I just got off the phone with a client and I feel a great sense of lightness. A smile spreads throughout my whole body, filling my chest with the warmth of met purpose.
In our call, she first shared her intense stress headache that she had only just recovered from. With my guidance, she described how it felt in her body, how it impacted her day, and how she has grown to create loving recovery time for these moments. In the past, she would have tried barreling straight through the day, regardless of the pain.
Together, we embarked on a curious-based journey of what she knew about her experience with headaches. She was able to carve a mental path toward an entangled and heavy collection of thoughts that seemed to be at the base of her stress: “I should have done ___. I need to do ____. What’s wrong with you, you were supposed to do _____, you’re so bad.” And on and on it seemed to go.

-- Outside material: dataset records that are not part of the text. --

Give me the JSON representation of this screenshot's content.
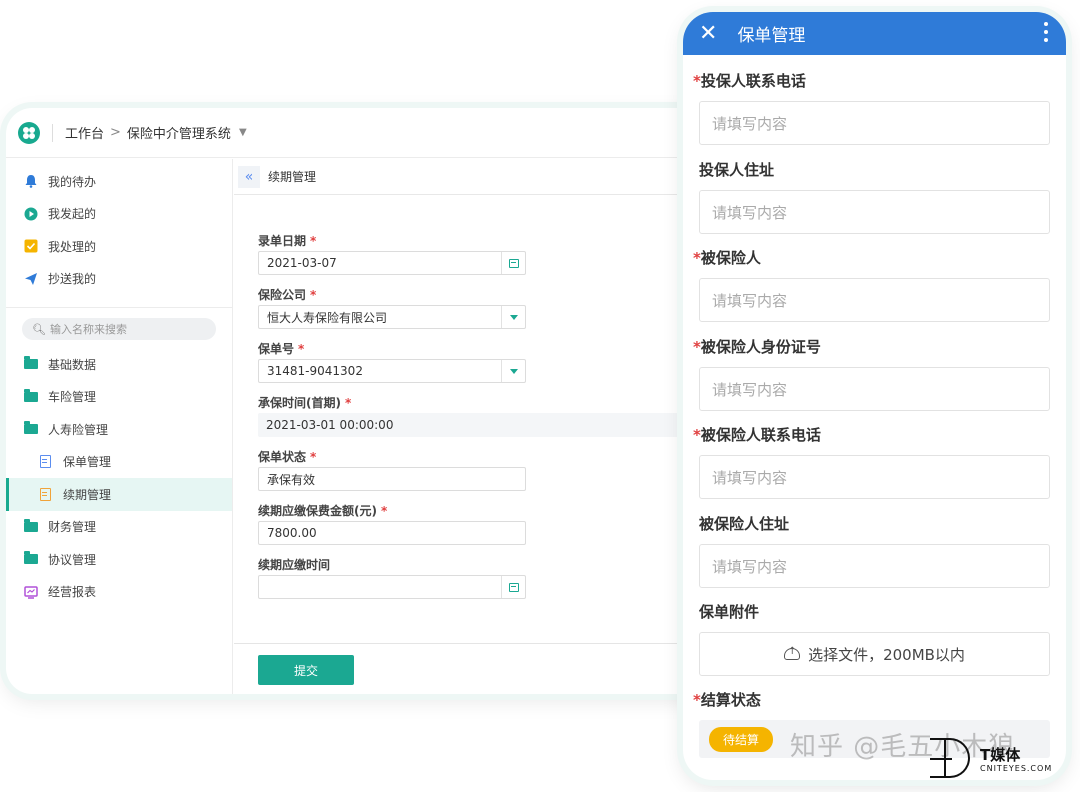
{
  "desktop": {
    "breadcrumb": {
      "home": "工作台",
      "separator": ">",
      "current": "保险中介管理系统",
      "caret": "▼"
    },
    "sidebar": {
      "top_items": [
        {
          "label": "我的待办",
          "icon": "bell-icon"
        },
        {
          "label": "我发起的",
          "icon": "play-circle-icon"
        },
        {
          "label": "我处理的",
          "icon": "check-square-icon"
        },
        {
          "label": "抄送我的",
          "icon": "send-icon"
        }
      ],
      "search_placeholder": "输入名称来搜索",
      "menu": [
        {
          "label": "基础数据",
          "icon": "folder-icon"
        },
        {
          "label": "车险管理",
          "icon": "folder-icon"
        },
        {
          "label": "人寿险管理",
          "icon": "folder-icon"
        },
        {
          "label": "保单管理",
          "icon": "document-icon",
          "sub": true
        },
        {
          "label": "续期管理",
          "icon": "document-icon",
          "sub": true,
          "active": true
        },
        {
          "label": "财务管理",
          "icon": "folder-icon"
        },
        {
          "label": "协议管理",
          "icon": "folder-icon"
        },
        {
          "label": "经营报表",
          "icon": "report-icon"
        }
      ]
    },
    "tab": {
      "collapse": "«",
      "label": "续期管理"
    },
    "form": {
      "fields": [
        {
          "label": "录单日期",
          "required": true,
          "value": "2021-03-07",
          "control": "date"
        },
        {
          "label": "保险公司",
          "required": true,
          "value": "恒大人寿保险有限公司",
          "control": "select"
        },
        {
          "label": "保单号",
          "required": true,
          "value": "31481-9041302",
          "control": "select"
        },
        {
          "label": "承保时间(首期)",
          "required": true,
          "value": "2021-03-01 00:00:00",
          "control": "readonly"
        },
        {
          "label": "保单状态",
          "required": true,
          "value": "承保有效",
          "control": "text"
        },
        {
          "label": "续期应缴保费金额(元)",
          "required": true,
          "value": "7800.00",
          "control": "text"
        },
        {
          "label": "续期应缴时间",
          "required": false,
          "value": "",
          "control": "date"
        }
      ],
      "submit_label": "提交"
    }
  },
  "mobile": {
    "header": {
      "close": "✕",
      "title": "保单管理"
    },
    "fields": [
      {
        "label": "投保人联系电话",
        "required": true,
        "placeholder": "请填写内容"
      },
      {
        "label": "投保人住址",
        "required": false,
        "placeholder": "请填写内容"
      },
      {
        "label": "被保险人",
        "required": true,
        "placeholder": "请填写内容"
      },
      {
        "label": "被保险人身份证号",
        "required": true,
        "placeholder": "请填写内容"
      },
      {
        "label": "被保险人联系电话",
        "required": true,
        "placeholder": "请填写内容"
      },
      {
        "label": "被保险人住址",
        "required": false,
        "placeholder": "请填写内容"
      }
    ],
    "attachment": {
      "label": "保单附件",
      "button": "选择文件，200MB以内"
    },
    "settlement": {
      "label": "结算状态",
      "required": true,
      "badge": "待结算"
    }
  },
  "watermark": {
    "text": "知乎 @毛五小木狼",
    "logo_text": "T媒体",
    "logo_sub": "CNITEYES.COM"
  },
  "colors": {
    "accent": "#1ba892",
    "mobile_header": "#2f7bd8",
    "required": "#e04040",
    "badge": "#f5b400"
  }
}
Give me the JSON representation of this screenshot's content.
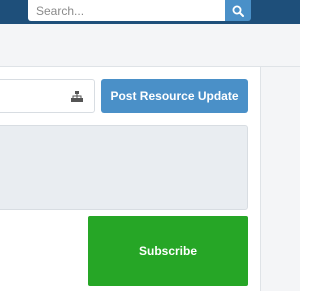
{
  "header": {
    "search": {
      "placeholder": "Search...",
      "value": ""
    },
    "search_icon": "search-icon"
  },
  "resource": {
    "post_update_label": "Post Resource Update",
    "tree_icon": "sitemap-icon",
    "subscribe_label": "Subscribe"
  },
  "colors": {
    "header_bg": "#1e4f7a",
    "accent_blue": "#4a90c8",
    "subscribe_green": "#26a626",
    "panel_bg": "#e9edf1"
  }
}
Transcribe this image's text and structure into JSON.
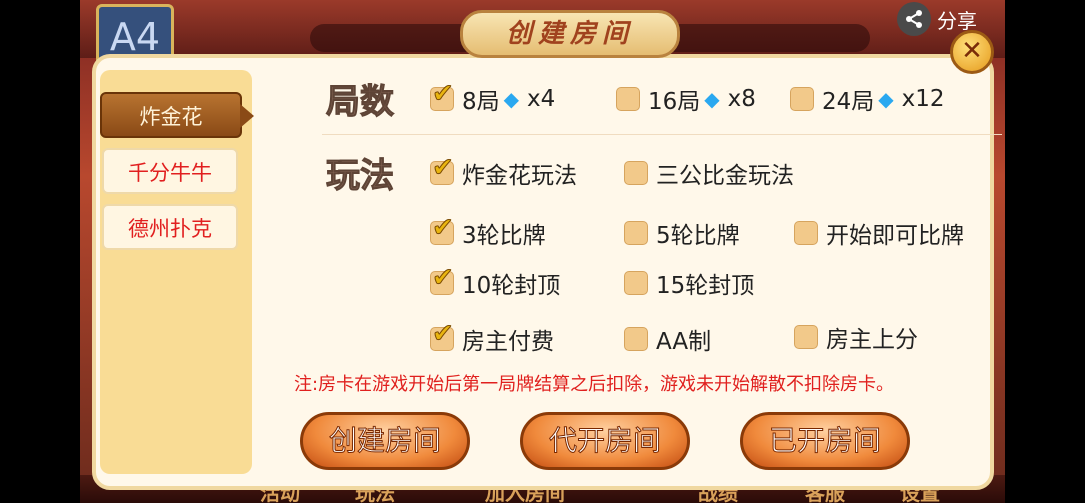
{
  "backdrop": {
    "avatar_text": "A4",
    "share_label": "分享",
    "bottom_nav": [
      "活动",
      "玩法",
      "加入房间",
      "战绩",
      "客服",
      "设置"
    ]
  },
  "dialog": {
    "title": "创建房间",
    "close_symbol": "✕"
  },
  "tabs": [
    {
      "label": "炸金花",
      "active": true
    },
    {
      "label": "千分牛牛",
      "active": false
    },
    {
      "label": "德州扑克",
      "active": false
    }
  ],
  "rounds": {
    "label": "局数",
    "options": [
      {
        "label": "8局",
        "cost": "x4",
        "checked": true
      },
      {
        "label": "16局",
        "cost": "x8",
        "checked": false
      },
      {
        "label": "24局",
        "cost": "x12",
        "checked": false
      }
    ],
    "cost_icon": "diamond-icon"
  },
  "rules": {
    "label": "玩法",
    "mode": [
      {
        "label": "炸金花玩法",
        "checked": true
      },
      {
        "label": "三公比金玩法",
        "checked": false
      }
    ],
    "compare": [
      {
        "label": "3轮比牌",
        "checked": true
      },
      {
        "label": "5轮比牌",
        "checked": false
      },
      {
        "label": "开始即可比牌",
        "checked": false
      }
    ],
    "cap": [
      {
        "label": "10轮封顶",
        "checked": true
      },
      {
        "label": "15轮封顶",
        "checked": false
      }
    ],
    "payment": [
      {
        "label": "房主付费",
        "checked": true
      },
      {
        "label": "AA制",
        "checked": false
      },
      {
        "label": "房主上分",
        "checked": false
      }
    ]
  },
  "notice": "注:房卡在游戏开始后第一局牌结算之后扣除，游戏未开始解散不扣除房卡。",
  "buttons": {
    "create": "创建房间",
    "proxy": "代开房间",
    "opened": "已开房间"
  }
}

I commended her for catching those thoughts, regardless of how tangled they seemed to be. When the thoughts are caught, I explained, we can then truly recognize them, listen to them, and then give them the space to create new, more helpful thoughts.
“How can I embrace new thoughts, though?” she asked.
And so, she practiced with me.
Taking a thought she typically has, she chose one around exercise (“Exercise is a punishment”). She named it aloud, thus catching it.
Then, instead of throwing it away like a caught baseball toward home plate, she gently validated the thought, like soothing a small child: “Of course I think this, my experience with exercise has been challenging and yes, at times, punishing. I have been protecting myself.”
From that gentle place of validation, she dropped into where she felt the ensuing emotion connected to this thought in her body: her tight chest and clamped jaw and hardened shoulders (areas that could be connected to my headaches, she shared). I guided her to breath a sense of calm to those areas, offering a release of tension.
In a state of more relaxed being, we then worked together to reframe the thought into a new, more helpful one. At first, she stated “I want to exercise for me, for my wellbeing.” I gently encouraged her to take that beautiful desire and see how it felt to claim it in the present tense: “I exercise for me, for my well-being.”
This exercise opened up a brand new pathway in her brain. Being brand new, it was not as deeply embedded as the old thought. Bringing awareness to this, I offered her the notion of neuroplasticity — the brain has the ability to grow, change, and evolve well into our adulthood! — and the recognition that this takes repetition and time. This is why something like a mantra can be so crucial! We can literally change our brains, neural pathways and what we think, through repetition of a thought. (And a thought repeated over and over and over again becomes a belief.)
She honestly shared that this overwhelmed her — the idea that it will take time and effort to repeat this new way of thinking. So together, we determined what a feasible first step might be toward reshaping her mentality around exercise.
Because exercise has always been a team-based concept for her, she knew it would be helpful for her mentality to loop in her husband. “If he can help me repeat this new way of thinking together, for my own wellbeing and for our wellbeing as a couple, I think it will be a lot easier for me to get this idea started.”
She hung up with a plan: talk with her husband, share what she learned, and request his support in her journey toward re-shaping her mentality!
So there you have it — as a coach, I am filled with lightness and a sense of purpose as I sit with the knowing that my client has embraced a way of thinking — slowly and with a slight sense of caution! — that will ultimately serve her wellbeing and (I hope) her confidence in the years to come. I’m curious to see what unfolds.
Big love to you all as you navigate thoughts, emotions, and the ways you might be holding yourself back from taking just a step forward.
I love you and I see you.
Be well.
(I’ve taken out any details that may identify my client, including our more delicate conversational moments, to maintain confidentiality and privacy.)